A score of 750 expedites the loan procedure and makes the person eligible for a higher loan amount and better interest rate, and that too from a wider span of lenders. The loan is processed, and the loan payment is disbursed into your account in a brief period. A higher score means more incredible eligibility for a home loan with a better loan amount and a lower interest rate.
With a good CIBIL Score, the person will be in a situation where he can mediate with lenders to bring down the interest rate. Also, more lenders would show interest in providing him with a home loan with a good credit history, enabling the person to choose the one that is providing them with the best deal.
In contrast, a low score decreases your likelihood of being eligible for a home loan, and it takes away your chance of negotiating the loan amount and rate of interest. It does not leave you with an option but to accept the amount of a low loan and high-interest rate the lender gives.
A good score will facilitate you to be eligible for a higher loan amount for the same reason that you can command a lower rate of interest, which is not feasible if you have a low score. The lenders would provide a lower loan amount if you have a lower score than they generally do.
Borrowers have to submit certain documents while applying for home loans to support their eligibility for reimbursement of debts within a stipulated time. Though these documents may differ between lenders, the following are the documents needed for verifying a person's eligibility for a home loan:
CIBIL examines your eligibility for a home loan based on the following factors:
Lenders assess for frequency of payment overdue cases and defaults in payments, which act against a borrower for loan approval.
It is one of the most vital factors that specify the chances of loan approval since it determines the borrower's credit health.
These details enable the lender to assess the borrower's ability to reimburse the debt if the loan application is ratified.
EMI to Income Ratio
Borrowers are more likely to ensure a loan with an EMI that is not more than fifty per cent of their monthly income, and this will be lower if the person already has other loans to repay.

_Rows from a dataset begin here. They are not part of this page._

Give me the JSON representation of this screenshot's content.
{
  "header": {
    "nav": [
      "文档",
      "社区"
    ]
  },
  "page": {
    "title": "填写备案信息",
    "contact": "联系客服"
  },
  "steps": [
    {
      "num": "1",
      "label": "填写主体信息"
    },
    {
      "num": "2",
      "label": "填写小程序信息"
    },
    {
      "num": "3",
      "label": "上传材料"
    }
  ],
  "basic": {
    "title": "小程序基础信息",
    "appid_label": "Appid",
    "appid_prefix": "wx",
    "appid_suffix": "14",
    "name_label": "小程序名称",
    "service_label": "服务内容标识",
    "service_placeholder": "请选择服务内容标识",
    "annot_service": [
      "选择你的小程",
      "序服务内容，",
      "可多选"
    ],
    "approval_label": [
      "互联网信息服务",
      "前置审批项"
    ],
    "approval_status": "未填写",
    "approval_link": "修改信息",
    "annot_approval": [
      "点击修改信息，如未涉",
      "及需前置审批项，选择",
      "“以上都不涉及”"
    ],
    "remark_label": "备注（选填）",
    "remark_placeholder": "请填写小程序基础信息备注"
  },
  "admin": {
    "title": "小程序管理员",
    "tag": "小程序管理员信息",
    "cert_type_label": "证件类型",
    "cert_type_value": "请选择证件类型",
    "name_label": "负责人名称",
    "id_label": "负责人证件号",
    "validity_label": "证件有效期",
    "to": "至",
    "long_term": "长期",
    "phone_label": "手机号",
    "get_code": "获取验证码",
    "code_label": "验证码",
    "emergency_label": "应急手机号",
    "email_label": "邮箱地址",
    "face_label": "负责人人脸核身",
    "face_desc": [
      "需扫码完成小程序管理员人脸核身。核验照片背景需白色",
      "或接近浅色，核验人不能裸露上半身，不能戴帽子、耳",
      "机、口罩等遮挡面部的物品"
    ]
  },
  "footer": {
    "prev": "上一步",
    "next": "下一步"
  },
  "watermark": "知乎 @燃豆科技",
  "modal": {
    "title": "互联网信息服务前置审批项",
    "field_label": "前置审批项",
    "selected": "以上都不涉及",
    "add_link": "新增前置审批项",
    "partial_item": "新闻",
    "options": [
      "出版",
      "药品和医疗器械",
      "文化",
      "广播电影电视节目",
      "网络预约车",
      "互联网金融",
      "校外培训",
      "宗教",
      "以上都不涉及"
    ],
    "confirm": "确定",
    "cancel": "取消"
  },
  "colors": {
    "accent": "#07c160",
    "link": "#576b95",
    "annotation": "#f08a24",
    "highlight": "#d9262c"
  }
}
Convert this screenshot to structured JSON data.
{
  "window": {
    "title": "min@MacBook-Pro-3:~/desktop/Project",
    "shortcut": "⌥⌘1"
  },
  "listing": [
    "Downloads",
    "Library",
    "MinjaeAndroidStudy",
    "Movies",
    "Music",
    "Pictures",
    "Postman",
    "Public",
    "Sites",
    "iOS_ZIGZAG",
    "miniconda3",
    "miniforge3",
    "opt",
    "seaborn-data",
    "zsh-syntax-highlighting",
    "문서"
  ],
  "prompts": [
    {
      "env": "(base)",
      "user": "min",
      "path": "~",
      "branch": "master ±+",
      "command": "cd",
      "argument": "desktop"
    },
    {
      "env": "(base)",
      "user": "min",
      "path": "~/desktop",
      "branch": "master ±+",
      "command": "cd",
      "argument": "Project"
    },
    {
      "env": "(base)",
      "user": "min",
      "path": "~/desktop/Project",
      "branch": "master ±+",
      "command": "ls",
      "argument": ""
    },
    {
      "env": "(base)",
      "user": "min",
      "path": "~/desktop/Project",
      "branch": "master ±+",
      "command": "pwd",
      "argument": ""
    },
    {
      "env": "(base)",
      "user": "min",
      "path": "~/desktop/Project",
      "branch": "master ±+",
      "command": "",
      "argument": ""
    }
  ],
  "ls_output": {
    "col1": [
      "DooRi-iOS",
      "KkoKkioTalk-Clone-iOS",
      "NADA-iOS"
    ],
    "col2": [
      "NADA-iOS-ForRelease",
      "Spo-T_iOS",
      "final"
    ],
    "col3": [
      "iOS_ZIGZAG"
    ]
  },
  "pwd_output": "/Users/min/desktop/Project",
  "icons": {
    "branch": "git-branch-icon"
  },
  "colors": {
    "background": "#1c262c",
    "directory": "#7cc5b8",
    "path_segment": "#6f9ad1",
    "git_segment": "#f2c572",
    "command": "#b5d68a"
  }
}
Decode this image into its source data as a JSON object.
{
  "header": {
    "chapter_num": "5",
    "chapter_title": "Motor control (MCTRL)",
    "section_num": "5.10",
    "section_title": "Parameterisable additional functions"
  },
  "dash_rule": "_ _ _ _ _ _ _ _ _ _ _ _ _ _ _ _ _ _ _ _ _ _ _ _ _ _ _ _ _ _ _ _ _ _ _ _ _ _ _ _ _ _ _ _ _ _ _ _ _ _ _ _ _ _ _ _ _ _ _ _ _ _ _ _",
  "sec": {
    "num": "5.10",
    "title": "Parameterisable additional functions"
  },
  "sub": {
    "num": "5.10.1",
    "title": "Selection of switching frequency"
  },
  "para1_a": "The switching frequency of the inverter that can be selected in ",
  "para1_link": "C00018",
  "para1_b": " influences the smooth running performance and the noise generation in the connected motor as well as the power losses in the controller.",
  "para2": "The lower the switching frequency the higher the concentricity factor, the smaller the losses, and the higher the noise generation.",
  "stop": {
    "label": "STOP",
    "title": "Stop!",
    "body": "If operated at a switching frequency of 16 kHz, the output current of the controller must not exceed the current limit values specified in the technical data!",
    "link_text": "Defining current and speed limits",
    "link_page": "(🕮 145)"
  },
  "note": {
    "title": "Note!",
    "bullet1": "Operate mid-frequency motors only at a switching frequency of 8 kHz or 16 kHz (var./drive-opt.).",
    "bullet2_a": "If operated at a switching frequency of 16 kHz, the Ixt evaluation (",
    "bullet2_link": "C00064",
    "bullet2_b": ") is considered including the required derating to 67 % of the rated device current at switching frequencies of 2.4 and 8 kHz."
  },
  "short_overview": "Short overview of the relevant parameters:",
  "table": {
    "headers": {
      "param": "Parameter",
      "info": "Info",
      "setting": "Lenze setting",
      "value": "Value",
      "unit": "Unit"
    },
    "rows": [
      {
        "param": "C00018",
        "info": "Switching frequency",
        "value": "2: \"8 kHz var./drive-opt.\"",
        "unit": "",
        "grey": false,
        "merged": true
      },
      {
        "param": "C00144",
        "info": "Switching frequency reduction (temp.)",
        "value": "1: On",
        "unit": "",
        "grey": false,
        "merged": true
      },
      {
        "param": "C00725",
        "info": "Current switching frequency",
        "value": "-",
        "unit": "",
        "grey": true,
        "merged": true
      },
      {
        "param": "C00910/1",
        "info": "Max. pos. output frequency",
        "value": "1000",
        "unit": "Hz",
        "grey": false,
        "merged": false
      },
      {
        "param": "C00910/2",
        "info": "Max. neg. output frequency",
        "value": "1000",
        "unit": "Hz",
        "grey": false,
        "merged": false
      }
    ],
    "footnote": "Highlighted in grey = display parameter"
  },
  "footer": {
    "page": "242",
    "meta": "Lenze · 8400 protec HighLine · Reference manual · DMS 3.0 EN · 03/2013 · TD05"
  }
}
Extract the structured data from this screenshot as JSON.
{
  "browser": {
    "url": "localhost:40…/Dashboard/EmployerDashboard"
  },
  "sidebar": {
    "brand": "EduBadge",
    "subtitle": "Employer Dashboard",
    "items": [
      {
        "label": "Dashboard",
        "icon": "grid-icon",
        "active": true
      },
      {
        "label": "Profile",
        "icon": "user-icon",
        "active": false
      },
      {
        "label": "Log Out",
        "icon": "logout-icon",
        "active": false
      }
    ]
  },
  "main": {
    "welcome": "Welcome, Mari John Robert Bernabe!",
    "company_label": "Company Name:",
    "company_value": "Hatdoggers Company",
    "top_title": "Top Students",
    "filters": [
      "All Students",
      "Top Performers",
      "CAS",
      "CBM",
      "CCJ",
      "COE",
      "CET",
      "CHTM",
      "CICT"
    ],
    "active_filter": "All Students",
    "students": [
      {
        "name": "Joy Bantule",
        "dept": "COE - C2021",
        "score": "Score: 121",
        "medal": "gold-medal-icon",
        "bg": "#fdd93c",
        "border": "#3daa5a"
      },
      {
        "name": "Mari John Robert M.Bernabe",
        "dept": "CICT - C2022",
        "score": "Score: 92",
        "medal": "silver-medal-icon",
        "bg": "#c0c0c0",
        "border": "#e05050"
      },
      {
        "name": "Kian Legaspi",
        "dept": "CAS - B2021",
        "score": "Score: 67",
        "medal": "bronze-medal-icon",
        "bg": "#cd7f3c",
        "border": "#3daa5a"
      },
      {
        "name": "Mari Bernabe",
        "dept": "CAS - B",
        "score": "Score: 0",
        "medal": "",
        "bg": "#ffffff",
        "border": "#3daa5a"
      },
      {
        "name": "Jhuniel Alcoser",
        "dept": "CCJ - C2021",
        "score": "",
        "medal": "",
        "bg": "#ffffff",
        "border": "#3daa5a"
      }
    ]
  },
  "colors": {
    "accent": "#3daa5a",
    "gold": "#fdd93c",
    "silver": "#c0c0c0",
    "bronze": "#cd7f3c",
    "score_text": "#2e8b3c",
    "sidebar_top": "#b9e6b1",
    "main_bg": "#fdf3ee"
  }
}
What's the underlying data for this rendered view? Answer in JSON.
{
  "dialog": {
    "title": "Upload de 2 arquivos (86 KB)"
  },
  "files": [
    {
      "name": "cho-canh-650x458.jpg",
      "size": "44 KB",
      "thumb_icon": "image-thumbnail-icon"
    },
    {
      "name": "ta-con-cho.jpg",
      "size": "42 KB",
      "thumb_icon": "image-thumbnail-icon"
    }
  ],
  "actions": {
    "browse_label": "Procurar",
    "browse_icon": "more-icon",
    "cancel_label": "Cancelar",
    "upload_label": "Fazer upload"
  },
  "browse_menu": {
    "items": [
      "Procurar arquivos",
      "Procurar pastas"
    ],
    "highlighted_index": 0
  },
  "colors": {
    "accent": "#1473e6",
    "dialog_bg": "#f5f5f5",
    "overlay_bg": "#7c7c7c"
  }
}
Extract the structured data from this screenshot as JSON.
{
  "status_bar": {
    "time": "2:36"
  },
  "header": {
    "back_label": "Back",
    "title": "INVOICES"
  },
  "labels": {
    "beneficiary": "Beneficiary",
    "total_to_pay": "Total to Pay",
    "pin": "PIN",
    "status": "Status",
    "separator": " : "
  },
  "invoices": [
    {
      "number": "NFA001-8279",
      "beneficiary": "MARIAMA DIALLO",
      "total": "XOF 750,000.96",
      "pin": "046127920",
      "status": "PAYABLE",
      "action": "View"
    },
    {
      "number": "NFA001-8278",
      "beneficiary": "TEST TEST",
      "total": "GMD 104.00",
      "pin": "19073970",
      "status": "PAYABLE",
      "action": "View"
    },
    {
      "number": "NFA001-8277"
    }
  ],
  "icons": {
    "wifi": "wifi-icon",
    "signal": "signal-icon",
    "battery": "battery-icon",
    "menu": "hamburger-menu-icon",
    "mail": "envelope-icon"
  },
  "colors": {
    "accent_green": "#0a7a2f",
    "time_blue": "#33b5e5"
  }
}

Lenders thoroughly examine the number of suits and those written off.
Some lenders may assess your eligibility for a home loan basis the area of the house for which the person wants the loan.
Suppose a person has property papers that do not have any document of disputes related to the land or home. In that case, they are more likely to be eligible for a home loan for the same property.
If a person wants to apply for a home loan, here is what they should do to enhance their eligibility for securing it:
The word CIBIL score is synonymous with a credit score, a significant factor considered while ratifying a home loan. A person with a good credit score can also get a lower interest rate; nonetheless, an individual will commonly get a higher rate if there is a poor credit score. In addition, your CIBIL score is influenced by loan EMIs, default credit card payments, or hard inquiries. Therefore, it is recommended to calculate your credit score before applying for a home loan.